Turning to WAPA's own needs, Bruno-Vega urged the senators to find funding in the 2005 budget for the $2.5 million the utility needs to extend its potable water line from Emerald Hills eastward to Red Hook, where it's to be connected via undersea cable to St. John. He said the money was appropriated from the St. John Capital Improvement Fund this fiscal year but was not allotted.
"We made commitments based on that promise," he said, but the money "was taken away and used for other purposes."
Bruno-Vega also said that because the Public Services Commission considers the fuel surcharge paid by customers as part of the utility's revenues, WAPA is paying about 65 percent of the PSC costs. The PSC funds itself by levying assessments on WAPA and the private enterprises it regulates.
He said the PSC needs to reconsider including the energy surcharge as revenue.
He also suggested that the commission develop its own technical expertise team so it doesn't have to spend millions of dollars on high-priced consultants. The costs of contracting those consultants are passed on to WAPA and the other regulated entities.

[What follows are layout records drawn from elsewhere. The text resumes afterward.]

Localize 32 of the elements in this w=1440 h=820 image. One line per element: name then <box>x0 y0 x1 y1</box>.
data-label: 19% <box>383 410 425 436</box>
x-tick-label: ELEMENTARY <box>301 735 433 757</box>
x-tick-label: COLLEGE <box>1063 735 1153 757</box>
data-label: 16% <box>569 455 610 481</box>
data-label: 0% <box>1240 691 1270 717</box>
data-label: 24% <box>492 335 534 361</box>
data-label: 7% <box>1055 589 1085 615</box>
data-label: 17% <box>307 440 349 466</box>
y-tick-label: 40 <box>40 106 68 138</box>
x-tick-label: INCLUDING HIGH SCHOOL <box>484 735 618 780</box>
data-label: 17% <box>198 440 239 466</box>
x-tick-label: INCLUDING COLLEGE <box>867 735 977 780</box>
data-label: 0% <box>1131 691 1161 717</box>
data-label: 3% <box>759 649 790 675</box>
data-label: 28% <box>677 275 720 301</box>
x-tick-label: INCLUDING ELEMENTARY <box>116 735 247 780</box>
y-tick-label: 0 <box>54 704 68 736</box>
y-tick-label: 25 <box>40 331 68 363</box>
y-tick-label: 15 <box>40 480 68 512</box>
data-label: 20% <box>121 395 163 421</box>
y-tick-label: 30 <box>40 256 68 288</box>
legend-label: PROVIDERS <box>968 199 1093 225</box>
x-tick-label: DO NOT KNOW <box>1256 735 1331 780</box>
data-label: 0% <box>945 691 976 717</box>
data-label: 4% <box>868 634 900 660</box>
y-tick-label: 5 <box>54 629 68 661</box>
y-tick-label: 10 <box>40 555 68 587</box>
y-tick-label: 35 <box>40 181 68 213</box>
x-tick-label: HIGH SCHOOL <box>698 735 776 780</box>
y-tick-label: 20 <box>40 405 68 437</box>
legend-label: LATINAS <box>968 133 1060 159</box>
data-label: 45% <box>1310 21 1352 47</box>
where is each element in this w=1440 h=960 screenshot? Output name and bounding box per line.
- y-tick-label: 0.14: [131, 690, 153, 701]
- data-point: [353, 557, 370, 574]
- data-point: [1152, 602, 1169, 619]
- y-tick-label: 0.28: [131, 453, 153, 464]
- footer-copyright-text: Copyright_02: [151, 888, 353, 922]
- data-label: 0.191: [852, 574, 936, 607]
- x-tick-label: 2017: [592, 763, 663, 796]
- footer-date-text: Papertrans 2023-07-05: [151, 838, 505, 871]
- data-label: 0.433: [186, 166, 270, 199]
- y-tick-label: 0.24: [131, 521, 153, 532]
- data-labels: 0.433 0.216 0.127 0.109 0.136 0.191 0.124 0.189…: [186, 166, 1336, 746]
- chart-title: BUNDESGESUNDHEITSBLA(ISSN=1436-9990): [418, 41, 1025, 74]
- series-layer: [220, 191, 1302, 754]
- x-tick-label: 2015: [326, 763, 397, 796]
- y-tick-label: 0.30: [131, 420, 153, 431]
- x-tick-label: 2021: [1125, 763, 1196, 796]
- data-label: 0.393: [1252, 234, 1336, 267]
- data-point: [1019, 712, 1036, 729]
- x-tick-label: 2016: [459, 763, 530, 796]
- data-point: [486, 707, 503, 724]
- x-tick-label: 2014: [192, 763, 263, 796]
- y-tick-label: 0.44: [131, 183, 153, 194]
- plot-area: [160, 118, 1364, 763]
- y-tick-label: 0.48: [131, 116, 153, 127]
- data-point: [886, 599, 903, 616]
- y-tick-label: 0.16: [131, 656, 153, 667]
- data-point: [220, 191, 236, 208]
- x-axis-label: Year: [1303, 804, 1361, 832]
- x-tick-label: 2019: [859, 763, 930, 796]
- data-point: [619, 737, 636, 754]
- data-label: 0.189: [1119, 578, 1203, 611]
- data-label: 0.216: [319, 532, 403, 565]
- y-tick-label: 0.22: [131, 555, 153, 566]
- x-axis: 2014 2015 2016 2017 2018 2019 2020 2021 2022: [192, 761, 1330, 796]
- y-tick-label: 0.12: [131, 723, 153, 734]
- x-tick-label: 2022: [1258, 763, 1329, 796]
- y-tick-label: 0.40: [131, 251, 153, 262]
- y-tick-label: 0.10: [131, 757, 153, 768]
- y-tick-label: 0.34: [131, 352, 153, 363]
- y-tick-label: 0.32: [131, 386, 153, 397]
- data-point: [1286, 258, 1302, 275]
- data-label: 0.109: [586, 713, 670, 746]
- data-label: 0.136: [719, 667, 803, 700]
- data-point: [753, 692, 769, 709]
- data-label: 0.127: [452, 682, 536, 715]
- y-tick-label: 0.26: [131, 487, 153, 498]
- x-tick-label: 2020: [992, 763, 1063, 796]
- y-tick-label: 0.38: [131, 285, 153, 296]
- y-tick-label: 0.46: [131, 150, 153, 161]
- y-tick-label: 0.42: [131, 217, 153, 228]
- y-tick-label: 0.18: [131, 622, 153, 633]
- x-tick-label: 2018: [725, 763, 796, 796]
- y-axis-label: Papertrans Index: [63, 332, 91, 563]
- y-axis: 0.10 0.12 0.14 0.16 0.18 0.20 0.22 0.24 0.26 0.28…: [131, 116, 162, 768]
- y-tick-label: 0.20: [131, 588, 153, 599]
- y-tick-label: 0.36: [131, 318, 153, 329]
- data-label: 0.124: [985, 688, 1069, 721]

Bruno-Vega said WAPA has sent staff for training so it won't have to rely so extensively on consultants.
He said the large amount of money owed to WAPA by government agencies coupled with the energy surcharge situation is having a negative affect on the authority's bond rating.
While the Legislature doesn't have authority over WAPA's budget, the utility, like the territory's other semi-autonomous agencies, must make its yearly appearance before the Finance Committee to discuss current fiscal issues.